| REVIEW ARTICLE
|Year : 1998 | Volume
| Issue : 2 | Page : 97-101
Patient Oriented Problem Solving (POPS) approach and audiovisual aided (AVA) lectures in teaching pharmacology - a comparative study
Ernest Kalpana, KN Anand, Kanagasabapathy Nalini, Chandy J Sujith, Kuruvilla Alice, Thomas Molly
Objectives: To evaluate the usefulness of Patient Oriented Problem Solving (POPS) method of teaching pharmacology and to compare its effect with teaching using audiovisual aids.
Methods: The POPS session was evaluated using a pre-test and post-test. The pre-test gave an idea of the students' stored knowledge, whereas the post-test assessed memory retention and analytical skill. After a series of Audiovisual Aided (AVA) lectures, a multiple choice questions (MCQs) test to evaluate memory retention and a problem solving questions (PSQs) test on common clinical conditions to evaluate analytical skill were conducted.

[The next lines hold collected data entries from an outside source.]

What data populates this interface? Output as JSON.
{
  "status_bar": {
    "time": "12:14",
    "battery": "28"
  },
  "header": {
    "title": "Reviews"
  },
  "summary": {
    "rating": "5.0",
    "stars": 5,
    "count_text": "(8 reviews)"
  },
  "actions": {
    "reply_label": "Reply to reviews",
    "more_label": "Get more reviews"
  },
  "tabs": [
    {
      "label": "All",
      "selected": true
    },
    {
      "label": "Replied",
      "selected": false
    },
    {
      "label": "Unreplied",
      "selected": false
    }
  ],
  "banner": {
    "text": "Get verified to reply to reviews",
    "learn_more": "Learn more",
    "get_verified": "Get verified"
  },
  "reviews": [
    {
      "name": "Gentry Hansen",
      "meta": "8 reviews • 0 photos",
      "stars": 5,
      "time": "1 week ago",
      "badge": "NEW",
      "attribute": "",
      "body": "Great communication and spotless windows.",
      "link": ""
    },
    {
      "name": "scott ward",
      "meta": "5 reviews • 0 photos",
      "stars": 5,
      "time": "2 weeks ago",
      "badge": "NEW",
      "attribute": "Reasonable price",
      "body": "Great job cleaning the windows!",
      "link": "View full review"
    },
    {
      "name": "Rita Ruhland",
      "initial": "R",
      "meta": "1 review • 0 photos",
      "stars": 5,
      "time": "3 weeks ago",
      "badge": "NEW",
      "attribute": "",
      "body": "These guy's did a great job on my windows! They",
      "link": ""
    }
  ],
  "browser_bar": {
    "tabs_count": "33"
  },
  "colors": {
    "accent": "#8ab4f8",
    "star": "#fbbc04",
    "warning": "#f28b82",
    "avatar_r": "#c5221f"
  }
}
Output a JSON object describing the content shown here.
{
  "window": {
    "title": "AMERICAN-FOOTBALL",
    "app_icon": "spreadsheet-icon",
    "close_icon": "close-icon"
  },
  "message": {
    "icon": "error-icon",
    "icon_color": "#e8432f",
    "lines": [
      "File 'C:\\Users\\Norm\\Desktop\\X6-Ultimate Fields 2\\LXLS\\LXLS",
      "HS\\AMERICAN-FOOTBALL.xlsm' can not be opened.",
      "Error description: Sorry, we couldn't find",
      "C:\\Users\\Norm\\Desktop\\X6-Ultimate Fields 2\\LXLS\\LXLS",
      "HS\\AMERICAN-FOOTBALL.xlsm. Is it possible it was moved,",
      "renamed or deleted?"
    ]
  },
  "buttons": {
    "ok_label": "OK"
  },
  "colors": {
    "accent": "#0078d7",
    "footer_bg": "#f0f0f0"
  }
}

Results: In the POPS method, there was a significant improvement in the post-test scores over the pre-test scores showing that even without lectures, problem solving ability developed in students. On comparing the MCQs test scores with the POPS post-test scores, more students had scored higher in the MCQs test showing that memory retention was better after AVA lectures. On comparing the MCQs test scores with PSQs test scores, more students had scored higher in the MCQs test showing that after AVA lectures, memory retention was better than analytical skill. The scores obtained in the PSQs test and POPS post-test were also compared. There was no statistically significant difference between them showing that analytical skill developed in students by both methods of teaching.
Conclusion: Teaching through AVA lectures positively influences both memory retention and analytical skill. POPS methods motivates self learning and develops analytical skill. The educative value of these two systems of teaching is complementary.